Catalog Collections#

What’s a catalog collection?#

Catalog collections are a particular directory structure that provide explicit linking with a primary object catalog and the supplemental tables that support users in their analysis of those catalogs.

Below is an example of a collection directory structure:

gaia_dr3 /
|-- collection.properties
|-- gaia_dr3 /
| | -- hats.properties
| + -- . . .
|-- gaia_dr3_5arcs /
| | -- hats.properties
| + -- . . .
|-- gaia_dr3_100arcs /
| | -- hats.properties
| + -- . . .
+-- gaia_dr3_designation /
    |-- hats.properties
    + -- . . .

Here, the primary object catalog is named simply “gaia_dr3”. There are two margin tables (with widths of 5 and 100 arcseconds), as you may want to have different margins for different scientific use cases. The last table, “gaia_dr3_designation”, is an index table to enable fast lookup of objects by their “designation”, which is not a spatial property.

The collection.properties file provides the links between those tables.

Below is an example of what the properties file would look like for the above directory structure:

# HATS Collection
obs_collection = gaia_dr3
hats_primary_table_url = catalog
all_margins = gaia_dr3_5arcs gaia_dr3_100arcs
default_margin = gaia_dr3_5arcs
all_indexes = designation gaia_dr3_designation

The collection pipeline is intended to be a single pipeline that will create the object table, requested margins and indexes, and the properties file to link them all together.

If you have existing catalogs and tables, this pipeline can be used to create the properties file, and any tables that haven’t been created yet.

Pipeline setup#

The arguments for a collection pipeline use a builder pattern, meaning we will construct a custom pipeline, step by step.
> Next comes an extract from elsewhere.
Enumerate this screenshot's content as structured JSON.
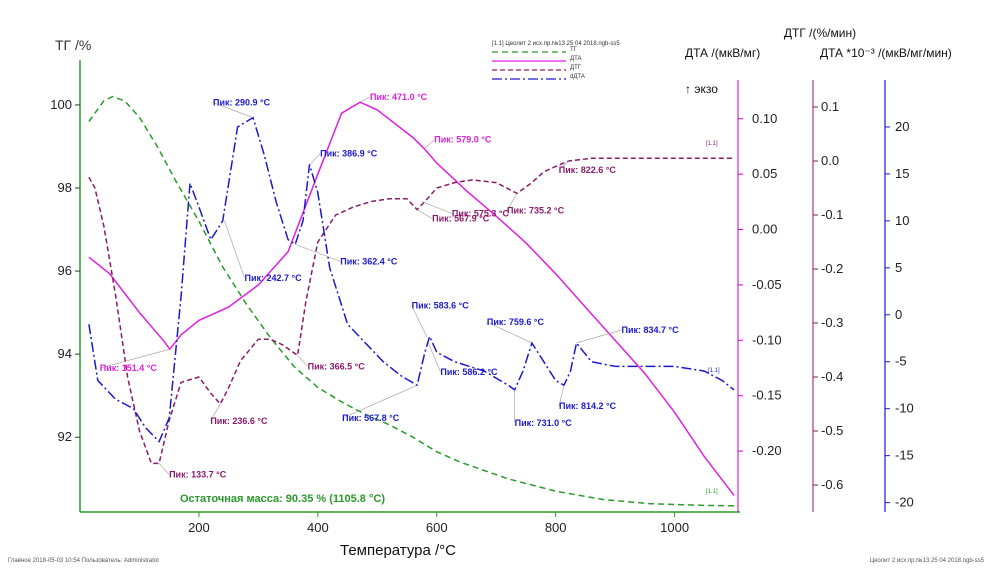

from hats_import import CollectionArguments

args = (
    CollectionArguments(
        output_artifact_name="my-catalog",
        output_path="/path/to/place/collection/",
        ## dask arguments go here
        ## progress reporting arguments go here
    )
    .catalog(
        input_path="/path/to/csv/files",
        file_reader="csv",
        ra_column="ra",
        dec_column="dec",
        sort_columns="source_id",
    )
    .add_margin(margin_threshold=5.0, is_default=True)
    .add_margin(margin_threshold=100.0)
    .add_index(indexing_column="designation", include_healpix_29=False)
)

Overall collection arguments#

First, you should specify the root directory for all of the collection to live in.

Any arguments dealing with the creation of the dask client, resume behavior, or progress reporting can be specified at the initialization of the CollectionArguments object, and they will be carried through to all of the other parts of the pipeline.

Catalog arguments#

You MUST specify a SINGLE catalog to serve as the object catalog for your collection.

You do this by calling .catalog() on the CollectionArguments object.

Every argument that can be specified in the ImportArguments can be used with this method, so you have the same level of flexibility over the creation of your dataset here as you do in the primary catalog creation pipeline.

If your catalog already exists, that’s ok! You can get away with just specifying the catalog_path argument, and the pipeline will take care of the rest.

Margin arguments#

You can specify as many margins as you’d like for your catalog collection. Or none!

You do this by calling .add_margin() on the CollectionArguments object for each margin you would like to create.

Every argument that can be specified in the MarginCacheArguments can be used with this method, so you have the same level of flexibility over the creation of your dataset here as you do in the traditional margin cache creation pipeline.

Additionally, you can add the is_default argument to at most one of the margins. If a margin is set as the default, then analysis tools like LSDB can use that margin for cross-matching, if none other is specified.

For convenience, you are allowed to specify fewer arguments than the traditional margin cache pipeline. You MUST specify the margin distance, either in margin_threshold or margin_order. If you don’t specify a name for the margin catalog, we will construct it based on the primary catalog name and the margin distance.

Index arguments#

You can specify as many indexes as you’d like for your catalog collection. Or none!

You do this by calling .add_index() on the CollectionArguments object for each index you would like to create.

Every argument that can be specified in the IndexArguments can be used with this method, so you have the same level of flexibility over the creation of your dataset here as you do in the tradition index table creation pipeline.

For convenience, you are allowed to specify fewer arguments than the traditional margin cache pipeline. You MUST specify the indexing_column. If you don’t specify a name for the index table, we will construct it based on the primary catalog name and the indexing column.